Digging a little further into their report, we find “that about 30 million nonelderly residents will be uninsured in 2016.” Going back to 2010 when Obamacare was passed, there were just fewer than 50 million people uninsured in the country.

So, for just a mere investment of over $1,160,000,000,000 (that’s $1.16 trillion, in case there were too many zeros to count), the United States government will: reduce the number of uninsured in the country by (only) 40 percent; take $716 billion out of Medicare to help pay for it; force citizens to purchase an insurance product designed in Washington, D.C., and not of their choosing; require 80 million man hours in compliance; and turn over our health care to legions of new bureaucrats including 4,000 new Internal Revenue Service agents to collect the tax.

Whom will the tax hit? According to the Tax Foundation, 70 percent will have incomes over 200 percent of the federal poverty level, otherwise known as the middle class.

One reason for the adjustment is the continuing poor performance of the economic recovery. More people will be unemployed and thus more uninsured.

But again, Obamacare is on the problem side of the equation and not the solution side.

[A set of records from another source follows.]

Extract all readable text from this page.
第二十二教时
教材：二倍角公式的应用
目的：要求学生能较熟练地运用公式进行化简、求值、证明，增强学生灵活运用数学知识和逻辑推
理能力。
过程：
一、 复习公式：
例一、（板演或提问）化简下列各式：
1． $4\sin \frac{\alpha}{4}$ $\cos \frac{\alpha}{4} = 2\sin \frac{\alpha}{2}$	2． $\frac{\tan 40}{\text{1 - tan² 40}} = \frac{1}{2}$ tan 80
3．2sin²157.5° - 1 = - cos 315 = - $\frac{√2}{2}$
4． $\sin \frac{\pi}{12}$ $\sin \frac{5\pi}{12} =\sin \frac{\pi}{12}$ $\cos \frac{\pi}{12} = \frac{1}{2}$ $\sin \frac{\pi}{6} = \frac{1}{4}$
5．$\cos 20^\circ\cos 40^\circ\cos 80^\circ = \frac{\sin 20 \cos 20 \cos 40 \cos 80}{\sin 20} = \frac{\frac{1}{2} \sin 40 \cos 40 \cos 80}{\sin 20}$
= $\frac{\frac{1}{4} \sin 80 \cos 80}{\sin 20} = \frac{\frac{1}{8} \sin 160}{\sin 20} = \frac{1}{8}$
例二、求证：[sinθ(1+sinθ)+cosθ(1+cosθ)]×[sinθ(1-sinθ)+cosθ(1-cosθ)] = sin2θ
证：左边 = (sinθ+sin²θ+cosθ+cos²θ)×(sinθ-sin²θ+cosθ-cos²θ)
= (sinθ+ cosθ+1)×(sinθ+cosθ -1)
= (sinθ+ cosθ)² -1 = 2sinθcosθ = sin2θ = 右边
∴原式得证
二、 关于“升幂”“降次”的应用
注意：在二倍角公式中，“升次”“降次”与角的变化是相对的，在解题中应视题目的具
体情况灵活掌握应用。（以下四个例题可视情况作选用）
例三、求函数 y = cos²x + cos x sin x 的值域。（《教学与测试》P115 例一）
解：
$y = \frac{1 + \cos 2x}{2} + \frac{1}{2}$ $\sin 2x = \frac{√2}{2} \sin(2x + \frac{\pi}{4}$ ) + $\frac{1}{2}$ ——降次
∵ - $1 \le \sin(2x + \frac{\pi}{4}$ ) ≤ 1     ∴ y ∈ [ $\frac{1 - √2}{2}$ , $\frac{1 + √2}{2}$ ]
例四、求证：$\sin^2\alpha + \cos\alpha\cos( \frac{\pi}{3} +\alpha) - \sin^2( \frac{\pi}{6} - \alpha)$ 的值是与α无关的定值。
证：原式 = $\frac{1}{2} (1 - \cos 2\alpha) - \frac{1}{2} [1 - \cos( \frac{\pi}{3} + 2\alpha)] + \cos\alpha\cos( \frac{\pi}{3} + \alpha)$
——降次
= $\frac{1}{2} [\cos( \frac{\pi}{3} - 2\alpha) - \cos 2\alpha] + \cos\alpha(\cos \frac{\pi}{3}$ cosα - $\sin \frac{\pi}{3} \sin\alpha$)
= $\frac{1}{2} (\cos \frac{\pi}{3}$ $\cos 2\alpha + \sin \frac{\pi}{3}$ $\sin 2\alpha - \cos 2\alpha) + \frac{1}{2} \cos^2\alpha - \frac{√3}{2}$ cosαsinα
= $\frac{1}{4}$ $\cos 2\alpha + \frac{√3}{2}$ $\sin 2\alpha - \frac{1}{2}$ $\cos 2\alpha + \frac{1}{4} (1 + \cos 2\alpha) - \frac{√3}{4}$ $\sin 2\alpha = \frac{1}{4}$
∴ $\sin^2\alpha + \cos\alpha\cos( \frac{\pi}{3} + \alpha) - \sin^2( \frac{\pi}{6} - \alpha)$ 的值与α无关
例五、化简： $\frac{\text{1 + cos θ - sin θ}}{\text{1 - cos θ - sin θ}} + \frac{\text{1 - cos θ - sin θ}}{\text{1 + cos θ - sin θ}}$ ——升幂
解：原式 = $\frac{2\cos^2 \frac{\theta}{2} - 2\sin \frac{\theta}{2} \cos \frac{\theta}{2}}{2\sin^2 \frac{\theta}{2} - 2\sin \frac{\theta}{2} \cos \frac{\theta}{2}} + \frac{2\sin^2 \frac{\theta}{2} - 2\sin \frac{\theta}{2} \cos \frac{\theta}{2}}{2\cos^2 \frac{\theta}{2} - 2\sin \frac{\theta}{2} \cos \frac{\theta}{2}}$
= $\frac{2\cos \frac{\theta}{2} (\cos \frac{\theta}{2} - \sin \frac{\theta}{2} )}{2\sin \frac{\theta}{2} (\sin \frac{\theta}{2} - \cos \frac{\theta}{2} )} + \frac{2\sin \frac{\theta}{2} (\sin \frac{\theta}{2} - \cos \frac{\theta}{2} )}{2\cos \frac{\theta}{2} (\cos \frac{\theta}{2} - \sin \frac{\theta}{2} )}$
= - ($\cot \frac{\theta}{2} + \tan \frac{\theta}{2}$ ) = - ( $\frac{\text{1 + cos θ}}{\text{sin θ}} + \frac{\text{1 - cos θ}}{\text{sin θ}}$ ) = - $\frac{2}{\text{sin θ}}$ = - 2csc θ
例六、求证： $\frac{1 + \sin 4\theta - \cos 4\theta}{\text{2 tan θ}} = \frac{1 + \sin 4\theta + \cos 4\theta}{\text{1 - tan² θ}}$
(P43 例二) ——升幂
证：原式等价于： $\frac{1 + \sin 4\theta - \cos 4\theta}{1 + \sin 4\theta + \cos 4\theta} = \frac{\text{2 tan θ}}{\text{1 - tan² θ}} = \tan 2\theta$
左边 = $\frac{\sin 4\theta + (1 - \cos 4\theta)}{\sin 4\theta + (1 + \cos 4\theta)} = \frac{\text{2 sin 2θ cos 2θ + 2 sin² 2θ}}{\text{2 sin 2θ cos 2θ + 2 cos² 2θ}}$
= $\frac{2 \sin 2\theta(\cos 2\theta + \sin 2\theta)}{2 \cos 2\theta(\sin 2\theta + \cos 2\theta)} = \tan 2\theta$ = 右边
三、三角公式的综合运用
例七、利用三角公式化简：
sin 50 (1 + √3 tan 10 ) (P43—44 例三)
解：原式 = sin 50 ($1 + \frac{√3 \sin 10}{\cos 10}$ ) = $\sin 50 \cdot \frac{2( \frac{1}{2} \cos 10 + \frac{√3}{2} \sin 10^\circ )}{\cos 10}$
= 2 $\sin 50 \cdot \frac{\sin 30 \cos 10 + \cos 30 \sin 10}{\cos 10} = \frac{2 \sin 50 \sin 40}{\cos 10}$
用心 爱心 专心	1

Cited by both the U.S. Chamber of Commerce and the National Federation of Independent Business as a major factor causing businesses not to invest, this new health care law is hindering economic recovery.

The shame of Obamacare is not only the law’s negative impact on the current economy but also the opportunity squandered for free market reforms that can truly lower the cost of health care (and therefore health insurance), provide better care to more people, and return health care decisions to the individual. These are goals that can and should be achieved.